On Mon, Apr 25, 2016 at 6:50 PM, Timur Fayruzov
<timur.fairu...@gmail.com> wrote:
> Still trying to resolve this serialization issue. I was able to hack it by
> 'serializing' `Record` to String and then 'deserializing' it in coGroup, but
> boy its so ugly.
>
> So the bug is that it can't deserialize the case class that has the
> structure (slightly different and more detailed than I stated above):
> ```
> case class Record(name: Name, phone: Option[Phone], address:
> Option[Address])
>
> case class Name(givenName: Option[String], middleName: Option[String],
> familyName: Option[String], generationSuffix: Option[String] = None)
>
> trait Address{
>   val city: String
>   val state: String
>   val country: String
>   val latitude: Double
>   val longitude: Double
>   val postalCode: String
>   val zip4: String
>   val digest: String
> }
>
>
> case class PoBox(city: String,
>                  state: String,
>                  country: String,
>                  latitude: Double,
>                  longitude: Double,
>                  postalCode: String,
>                  zip4: String,
>                  digest: String,
>                  poBox: String
>                 ) extends Address
>
> case class PostalAddress(city: String,
>                          state: String,
>                          country: String,
>                          latitude: Double,
>                          longitude: Double,
>                          postalCode: String,
>                          zip4: String,
>                          digest: String,
>                          preDir: String,
>                          streetName: String,
>                          streetType: String,
>                          postDir: String,
>                          house: String,
>                          aptType: String,
>                          aptNumber: String
>                         ) extends Address
> ```
>
> I would expect that serialization is one of Flink cornerstones and should be
> well tested, so there is a high chance of me doing things wrongly, but I
> can't really find anything unusual in my code.
>
> Any suggestion what to try is highly welcomed.
>
> Thanks,
> Timur
>
>
> On Sun, Apr 24, 2016 at 3:26 AM, Timur Fayruzov <timur.fairu...@gmail.com>
> wrote:
>>
>> Hello Robert,
>>
>> I'm on 1.0.0 compiled with Scala 2.11. The second exception was an issue
>> with a cluster (that I didn't dig into), when I restarted the cluster I was
>> able to go past it, so now I have the following exception:
>>
>> java.lang.Exception: The data preparation for task 'CHAIN CoGroup (CoGroup
>> at
>> com.whitepages.data.flink.FaithResolution$.pipeline(FaithResolution.scala:158))
>> -> Filter (Filter at
>> com.whitepages.data.flink.FaithResolution$.pipeline(FaithResolution.scala:159))'
>> , caused an error: Error obtaining the sorted input: Thread 'SortMerger
>> Reading Thread' terminated due to an exception: Serializer consumed more
>> bytes than the record had. This indicates broken serialization. If you are
>> using custom serialization types (Value or Writable), check their
>> serialization methods. If you are using a Kryo-serialized type, check the
>> corresponding Kryo serializer.
>> at org.apache.flink.runtime.operators.BatchTask.run(BatchTask.java:455)

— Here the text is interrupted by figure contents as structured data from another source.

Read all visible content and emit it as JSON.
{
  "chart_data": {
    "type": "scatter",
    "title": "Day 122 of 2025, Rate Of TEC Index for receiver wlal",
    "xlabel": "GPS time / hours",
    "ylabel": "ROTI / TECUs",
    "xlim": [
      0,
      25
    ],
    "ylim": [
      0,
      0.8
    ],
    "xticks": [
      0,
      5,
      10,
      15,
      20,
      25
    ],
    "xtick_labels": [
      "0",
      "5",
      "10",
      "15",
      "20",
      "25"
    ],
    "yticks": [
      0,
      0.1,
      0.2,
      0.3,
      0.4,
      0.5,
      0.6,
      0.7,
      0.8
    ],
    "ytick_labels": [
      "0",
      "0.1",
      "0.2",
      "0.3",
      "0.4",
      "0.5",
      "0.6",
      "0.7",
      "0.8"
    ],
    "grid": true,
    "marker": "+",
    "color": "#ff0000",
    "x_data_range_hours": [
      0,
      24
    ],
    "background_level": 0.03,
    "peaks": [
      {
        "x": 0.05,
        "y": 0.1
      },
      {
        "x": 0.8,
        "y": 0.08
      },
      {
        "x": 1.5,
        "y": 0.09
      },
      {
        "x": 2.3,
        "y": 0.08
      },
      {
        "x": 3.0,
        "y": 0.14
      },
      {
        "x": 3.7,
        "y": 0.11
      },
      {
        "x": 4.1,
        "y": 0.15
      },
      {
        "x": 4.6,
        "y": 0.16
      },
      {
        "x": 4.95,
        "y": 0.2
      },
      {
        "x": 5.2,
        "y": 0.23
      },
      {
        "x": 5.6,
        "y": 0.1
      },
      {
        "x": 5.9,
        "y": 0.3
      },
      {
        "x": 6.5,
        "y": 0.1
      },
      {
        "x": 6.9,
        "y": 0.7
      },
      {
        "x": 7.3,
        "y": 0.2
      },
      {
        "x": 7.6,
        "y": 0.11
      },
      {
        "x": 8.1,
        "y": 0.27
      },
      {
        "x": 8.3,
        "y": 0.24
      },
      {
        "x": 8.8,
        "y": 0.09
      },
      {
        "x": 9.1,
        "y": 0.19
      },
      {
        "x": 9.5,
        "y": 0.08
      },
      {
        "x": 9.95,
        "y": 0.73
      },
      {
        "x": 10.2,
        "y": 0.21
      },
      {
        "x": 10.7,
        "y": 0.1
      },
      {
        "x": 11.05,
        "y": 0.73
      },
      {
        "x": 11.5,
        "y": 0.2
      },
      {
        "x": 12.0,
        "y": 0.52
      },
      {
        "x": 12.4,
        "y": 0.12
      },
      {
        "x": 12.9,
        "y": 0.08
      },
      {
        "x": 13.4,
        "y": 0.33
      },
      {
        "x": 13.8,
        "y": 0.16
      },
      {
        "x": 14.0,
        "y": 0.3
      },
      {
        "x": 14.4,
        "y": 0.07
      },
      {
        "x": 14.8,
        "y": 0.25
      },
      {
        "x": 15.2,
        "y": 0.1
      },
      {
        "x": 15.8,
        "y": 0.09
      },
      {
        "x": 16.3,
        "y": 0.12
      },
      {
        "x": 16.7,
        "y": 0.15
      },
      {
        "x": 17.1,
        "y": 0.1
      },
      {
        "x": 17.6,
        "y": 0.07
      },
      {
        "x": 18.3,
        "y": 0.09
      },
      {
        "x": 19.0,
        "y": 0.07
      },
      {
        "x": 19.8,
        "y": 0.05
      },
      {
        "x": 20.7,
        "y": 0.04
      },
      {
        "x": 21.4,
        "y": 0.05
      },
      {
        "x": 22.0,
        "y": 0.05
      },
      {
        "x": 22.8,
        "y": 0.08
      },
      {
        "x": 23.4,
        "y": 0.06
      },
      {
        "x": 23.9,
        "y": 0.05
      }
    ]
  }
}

>> at org.apache.flink.runtime.operators.BatchTask.invoke(BatchTask.java:345)
>> at org.apache.flink.runtime.taskmanager.Task.run(Task.java:559)
>> at java.lang.Thread.run(Thread.java:745)
>> Caused by: java.lang.RuntimeException: Error obtaining the sorted input:
>> Thread 'SortMerger Reading Thread' terminated due to an exception:
>> Serializer consumed more bytes than the record had. This indicates broken
>> serialization. If you are using custom serialization types (Value or
>> Writable), check their serialization methods. If you are using a
>> Kryo-serialized type, check the corresponding Kryo serializer.
>> at
>> org.apache.flink.runtime.operators.sort.UnilateralSortMerger.getIterator(UnilateralSortMerger.java:619)
>> at
>> org.apache.flink.runtime.operators.BatchTask.getInput(BatchTask.java:1079)
>> at
>> org.apache.flink.runtime.operators.CoGroupDriver.prepare(CoGroupDriver.java:97)
>> at org.apache.flink.runtime.operators.BatchTask.run(BatchTask.java:450)
>> ... 3 more
>> Caused by: java.io.IOException: Thread 'SortMerger Reading Thread'
>> terminated due to an exception: Serializer consumed more bytes than the
>> record had. This indicates broken serialization. If you are using custom
>> serialization types (Value or Writable), check their serialization methods.
>> If you are using a Kryo-serialized type, check the corresponding Kryo
>> serializer.
>> at
>> org.apache.flink.runtime.operators.sort.UnilateralSortMerger$ThreadBase.run(UnilateralSortMerger.java:799)
>> Caused by: java.io.IOException: Serializer consumed more bytes than the
>> record had. This indicates broken serialization. If you are using custom
>> serialization types (Value or Writable), check their serialization methods.
>> If you are using a Kryo-serialized type, check the corresponding Kryo
>> serializer.
>> at
>> org.apache.flink.runtime.io.network.api.serialization.SpillingAdaptiveSpanningRecordDeserializer.getNextRecord(SpillingAdaptiveSpanningRecordDeserializer.java:142)
>> at
>> org.apache.flink.runtime.io.network.api.reader.AbstractRecordReader.getNextRecord(AbstractRecordReader.java:65)
>> at
>> org.apache.flink.runtime.io.network.api.reader.MutableRecordReader.next(MutableRecordReader.java:34)
>> at
>> org.apache.flink.runtime.operators.util.ReaderIterator.next(ReaderIterator.java:59)
>> at
>> org.apache.flink.runtime.operators.sort.UnilateralSortMerger$ReadingThread.go(UnilateralSortMerger.java:1035)
>> at
>> org.apache.flink.runtime.operators.sort.UnilateralSortMerger$ThreadBase.run(UnilateralSortMerger.java:796)
>> Caused by: java.lang.ArrayIndexOutOfBoundsException: 32768
>> at
>> org.apache.flink.core.memory.HeapMemorySegment.get(HeapMemorySegment.java:104)
>> at
>> org.apache.flink.runtime.io.network.api.serialization.SpillingAdaptiveSpanningRecordDeserializer$NonSpanningWrapper.readByte(SpillingAdaptiveSpanningRecordDeserializer.java:254)
>> at
>> org.apache.flink.runtime.io.network.api.serialization.SpillingAdaptiveSpanningRecordDeserializer$NonSpanningWrapper.readUnsignedByte(SpillingAdaptiveSpanningRecordDeserializer.java:259)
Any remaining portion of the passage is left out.